Cosmos is a quarterly science magazine. We aim to inspire curiosity in ‘The Science of Everything’ and make the world of science accessible to everyone.

By Cosmos

For many mental health patients, the inability to view things differently is a major barrier to recovery. Academics at the University of Adelaide suggest that the use of psychedelic drugs could be the answer.

According to Professor Philip Gerrans and Dr Chris Letheby, the use of drugs such as LSD or magic mushrooms can help patients dissolve their ego or lose their sense of self. This moment of expanded awareness can enlighten them to their subjectivity, allowing a more meaningful connection with the world around them.

In a new article published in Aeon, Professory Gerrans and Dr Letheby say that there is growing evidence that psychedelic experiences can be truly ‘transformative’.

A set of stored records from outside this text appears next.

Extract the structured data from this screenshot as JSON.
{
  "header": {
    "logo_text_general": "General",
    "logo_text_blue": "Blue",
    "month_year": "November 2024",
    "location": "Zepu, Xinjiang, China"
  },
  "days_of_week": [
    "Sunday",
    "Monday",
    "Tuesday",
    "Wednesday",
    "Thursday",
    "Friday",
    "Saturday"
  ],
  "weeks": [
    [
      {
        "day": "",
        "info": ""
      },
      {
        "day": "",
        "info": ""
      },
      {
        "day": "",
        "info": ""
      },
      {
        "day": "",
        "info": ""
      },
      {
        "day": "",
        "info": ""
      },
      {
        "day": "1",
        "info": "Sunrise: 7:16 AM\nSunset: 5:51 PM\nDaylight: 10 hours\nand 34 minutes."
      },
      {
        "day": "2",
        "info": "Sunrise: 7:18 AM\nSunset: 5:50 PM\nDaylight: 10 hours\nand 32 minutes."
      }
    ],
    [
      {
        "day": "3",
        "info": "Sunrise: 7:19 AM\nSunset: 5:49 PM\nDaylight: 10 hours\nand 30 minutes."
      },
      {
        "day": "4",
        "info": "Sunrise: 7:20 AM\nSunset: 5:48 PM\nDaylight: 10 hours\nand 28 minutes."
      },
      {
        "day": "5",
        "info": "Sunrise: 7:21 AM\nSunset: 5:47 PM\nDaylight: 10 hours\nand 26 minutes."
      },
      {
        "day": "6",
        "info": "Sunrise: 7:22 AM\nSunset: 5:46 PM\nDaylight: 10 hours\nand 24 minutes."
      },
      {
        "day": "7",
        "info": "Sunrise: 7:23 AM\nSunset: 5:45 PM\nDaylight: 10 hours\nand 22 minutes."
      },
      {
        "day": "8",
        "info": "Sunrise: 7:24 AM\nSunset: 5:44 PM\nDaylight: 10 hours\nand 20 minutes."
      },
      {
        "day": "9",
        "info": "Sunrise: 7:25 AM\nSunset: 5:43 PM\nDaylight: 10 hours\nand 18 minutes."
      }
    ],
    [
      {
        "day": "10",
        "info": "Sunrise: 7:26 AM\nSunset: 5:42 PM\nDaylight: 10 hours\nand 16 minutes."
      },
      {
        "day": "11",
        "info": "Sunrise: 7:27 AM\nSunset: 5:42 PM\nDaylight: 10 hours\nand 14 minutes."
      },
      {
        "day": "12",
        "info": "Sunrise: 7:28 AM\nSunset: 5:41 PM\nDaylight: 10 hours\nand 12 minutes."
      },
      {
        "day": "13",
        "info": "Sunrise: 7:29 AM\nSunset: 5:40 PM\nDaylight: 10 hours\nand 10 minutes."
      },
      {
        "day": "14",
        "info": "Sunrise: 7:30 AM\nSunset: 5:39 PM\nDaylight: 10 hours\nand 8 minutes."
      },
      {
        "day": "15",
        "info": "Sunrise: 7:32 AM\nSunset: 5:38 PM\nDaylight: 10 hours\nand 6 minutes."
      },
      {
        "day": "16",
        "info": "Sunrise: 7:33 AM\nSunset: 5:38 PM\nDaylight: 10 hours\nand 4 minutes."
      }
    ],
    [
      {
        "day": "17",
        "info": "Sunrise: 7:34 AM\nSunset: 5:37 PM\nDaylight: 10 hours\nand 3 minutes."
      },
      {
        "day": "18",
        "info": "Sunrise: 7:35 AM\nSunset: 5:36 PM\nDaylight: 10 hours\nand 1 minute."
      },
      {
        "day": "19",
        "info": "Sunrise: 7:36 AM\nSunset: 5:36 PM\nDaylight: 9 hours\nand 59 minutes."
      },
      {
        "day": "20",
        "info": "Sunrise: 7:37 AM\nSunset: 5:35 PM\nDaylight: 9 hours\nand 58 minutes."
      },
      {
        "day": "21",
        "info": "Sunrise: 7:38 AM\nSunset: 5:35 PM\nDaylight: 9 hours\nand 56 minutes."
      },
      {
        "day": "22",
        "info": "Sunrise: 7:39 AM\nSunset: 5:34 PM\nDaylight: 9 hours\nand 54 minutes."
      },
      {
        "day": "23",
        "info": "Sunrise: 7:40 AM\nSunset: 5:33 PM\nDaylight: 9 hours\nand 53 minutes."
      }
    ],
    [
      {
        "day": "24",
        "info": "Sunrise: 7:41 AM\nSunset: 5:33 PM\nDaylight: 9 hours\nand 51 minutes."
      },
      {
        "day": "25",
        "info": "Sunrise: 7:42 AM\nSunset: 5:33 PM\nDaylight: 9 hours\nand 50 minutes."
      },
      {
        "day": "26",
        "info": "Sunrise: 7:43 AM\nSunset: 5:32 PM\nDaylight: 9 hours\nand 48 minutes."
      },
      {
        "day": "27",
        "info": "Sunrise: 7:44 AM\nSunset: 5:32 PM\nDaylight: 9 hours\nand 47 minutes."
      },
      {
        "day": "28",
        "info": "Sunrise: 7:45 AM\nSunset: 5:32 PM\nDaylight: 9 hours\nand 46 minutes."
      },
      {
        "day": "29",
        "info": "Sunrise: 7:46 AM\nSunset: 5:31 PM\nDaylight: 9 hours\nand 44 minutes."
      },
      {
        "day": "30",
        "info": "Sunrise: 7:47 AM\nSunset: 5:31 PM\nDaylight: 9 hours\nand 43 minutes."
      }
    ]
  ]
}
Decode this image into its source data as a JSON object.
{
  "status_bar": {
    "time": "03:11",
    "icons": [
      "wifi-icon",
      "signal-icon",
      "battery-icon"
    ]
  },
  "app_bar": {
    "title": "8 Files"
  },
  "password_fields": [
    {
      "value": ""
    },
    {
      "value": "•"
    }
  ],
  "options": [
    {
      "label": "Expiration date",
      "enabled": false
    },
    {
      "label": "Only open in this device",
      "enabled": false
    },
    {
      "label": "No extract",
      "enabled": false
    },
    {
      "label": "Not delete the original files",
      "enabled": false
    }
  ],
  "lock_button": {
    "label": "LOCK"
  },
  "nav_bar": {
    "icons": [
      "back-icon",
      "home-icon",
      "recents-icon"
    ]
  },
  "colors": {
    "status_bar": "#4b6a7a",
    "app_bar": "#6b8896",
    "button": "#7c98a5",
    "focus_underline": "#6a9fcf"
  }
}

Dr Letheby suggests that ‘ego dissolution offers vivid experiential proof not only that things can be different, but that there is opportunity to seek change’.

There is a history of using these kinds of drugs to treat psychiatric conditions, with psychiatrists in the 1950s claiming success in the treatment of alcoholism and other conditions. While there is much more research to be done, Professor Gerrans suggests that it may be time for these drugs to make a comeback.